So they say to this guy Jorge Mario Bergoglio, “Hey, dude, we want you to be the leader of a billion-person organization, but you need to change your name” and he says “Uh, OK, some other popes used Francis; I guess I’ll use that one.”
Really, George?
It’s like if my name were Robert and I decided to change my name to Derek. People would say, “Oh yeah, you’re so cool, changing your name from one millions of people use to a name millions of other people use.” And while they were saying it, they would kind of purse their lips and use that tone of voice just on the edge of straight and sarcastic. Not sarcastic enough so you can call them out on it, but enough so you KNOW they respect you slightly less than the leftover sugar that didn’t dissolve in your coffee.

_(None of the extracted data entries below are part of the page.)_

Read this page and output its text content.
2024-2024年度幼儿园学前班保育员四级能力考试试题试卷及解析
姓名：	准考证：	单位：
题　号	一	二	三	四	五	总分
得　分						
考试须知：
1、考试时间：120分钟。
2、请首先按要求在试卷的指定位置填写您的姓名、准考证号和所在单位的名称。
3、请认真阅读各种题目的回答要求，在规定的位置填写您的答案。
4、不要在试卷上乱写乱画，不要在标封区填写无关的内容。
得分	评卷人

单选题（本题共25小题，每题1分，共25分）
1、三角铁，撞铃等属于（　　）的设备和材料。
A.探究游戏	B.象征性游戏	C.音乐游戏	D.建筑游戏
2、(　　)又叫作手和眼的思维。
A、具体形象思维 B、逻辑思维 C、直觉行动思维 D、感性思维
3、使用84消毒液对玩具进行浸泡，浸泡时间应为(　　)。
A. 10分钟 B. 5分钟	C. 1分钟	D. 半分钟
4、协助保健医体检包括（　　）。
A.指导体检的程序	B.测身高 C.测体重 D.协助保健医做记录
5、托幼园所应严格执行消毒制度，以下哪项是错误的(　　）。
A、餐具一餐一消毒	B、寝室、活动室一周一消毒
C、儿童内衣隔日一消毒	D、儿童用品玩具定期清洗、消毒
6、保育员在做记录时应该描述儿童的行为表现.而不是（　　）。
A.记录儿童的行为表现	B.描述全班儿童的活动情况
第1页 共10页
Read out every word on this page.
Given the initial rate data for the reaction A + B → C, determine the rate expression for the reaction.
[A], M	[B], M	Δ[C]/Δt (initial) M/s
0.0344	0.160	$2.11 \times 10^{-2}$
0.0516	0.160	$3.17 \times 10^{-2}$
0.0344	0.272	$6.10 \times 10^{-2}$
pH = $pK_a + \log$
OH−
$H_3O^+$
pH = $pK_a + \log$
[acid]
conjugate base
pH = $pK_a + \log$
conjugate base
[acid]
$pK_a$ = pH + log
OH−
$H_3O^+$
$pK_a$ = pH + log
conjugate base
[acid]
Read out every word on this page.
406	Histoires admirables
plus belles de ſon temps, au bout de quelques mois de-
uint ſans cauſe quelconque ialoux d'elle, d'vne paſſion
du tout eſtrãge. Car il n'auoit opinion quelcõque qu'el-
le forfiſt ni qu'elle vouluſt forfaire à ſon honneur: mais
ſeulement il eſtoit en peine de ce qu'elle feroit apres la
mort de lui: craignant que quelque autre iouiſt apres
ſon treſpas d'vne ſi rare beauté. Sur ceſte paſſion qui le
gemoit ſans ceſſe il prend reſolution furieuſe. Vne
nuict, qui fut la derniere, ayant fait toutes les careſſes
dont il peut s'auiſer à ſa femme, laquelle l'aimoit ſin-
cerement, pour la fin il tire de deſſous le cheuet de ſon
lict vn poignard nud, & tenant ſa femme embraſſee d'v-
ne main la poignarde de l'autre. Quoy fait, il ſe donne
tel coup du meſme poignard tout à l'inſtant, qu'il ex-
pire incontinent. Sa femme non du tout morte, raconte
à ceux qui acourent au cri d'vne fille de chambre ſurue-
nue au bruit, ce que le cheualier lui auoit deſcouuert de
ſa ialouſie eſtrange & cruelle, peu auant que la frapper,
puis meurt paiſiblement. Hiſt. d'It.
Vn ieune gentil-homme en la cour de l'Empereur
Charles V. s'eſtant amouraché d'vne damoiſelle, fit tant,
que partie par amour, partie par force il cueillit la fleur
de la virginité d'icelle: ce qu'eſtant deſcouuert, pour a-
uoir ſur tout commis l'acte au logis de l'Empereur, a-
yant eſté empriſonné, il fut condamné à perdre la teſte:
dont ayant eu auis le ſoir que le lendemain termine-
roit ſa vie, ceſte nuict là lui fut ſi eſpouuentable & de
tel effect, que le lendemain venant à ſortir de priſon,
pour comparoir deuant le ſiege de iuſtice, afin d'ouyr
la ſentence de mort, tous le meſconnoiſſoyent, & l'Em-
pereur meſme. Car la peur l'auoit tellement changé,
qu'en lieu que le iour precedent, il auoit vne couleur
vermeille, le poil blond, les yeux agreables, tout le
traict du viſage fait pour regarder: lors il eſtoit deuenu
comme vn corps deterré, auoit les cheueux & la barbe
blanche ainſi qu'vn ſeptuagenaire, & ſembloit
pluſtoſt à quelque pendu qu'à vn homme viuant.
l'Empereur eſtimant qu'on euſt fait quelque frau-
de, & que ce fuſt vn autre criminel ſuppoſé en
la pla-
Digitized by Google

But you look at a baller like Metta World Peace…now he had the right idea.
Elect me as pope, and guaranteed I’ll drag the Catholic church out of the 13th century and into the 20th. For starters, giving myself a cool name, like Pope Space Ghost or Pope Spider-man. Someone cool. 4chan and Reddit would completely blow up! And they’d talk about how maybe this new pope isn’t a child molester or Nazi sympathizer for a change.
And if those cardinals give me flak for my sweet new name, all I gotta say is “I’m the damn POPE; I’m infallible, mortal scum!” And they won’t even be able to call me out for using the minor swear word “damn”, because I would have said it in Latin.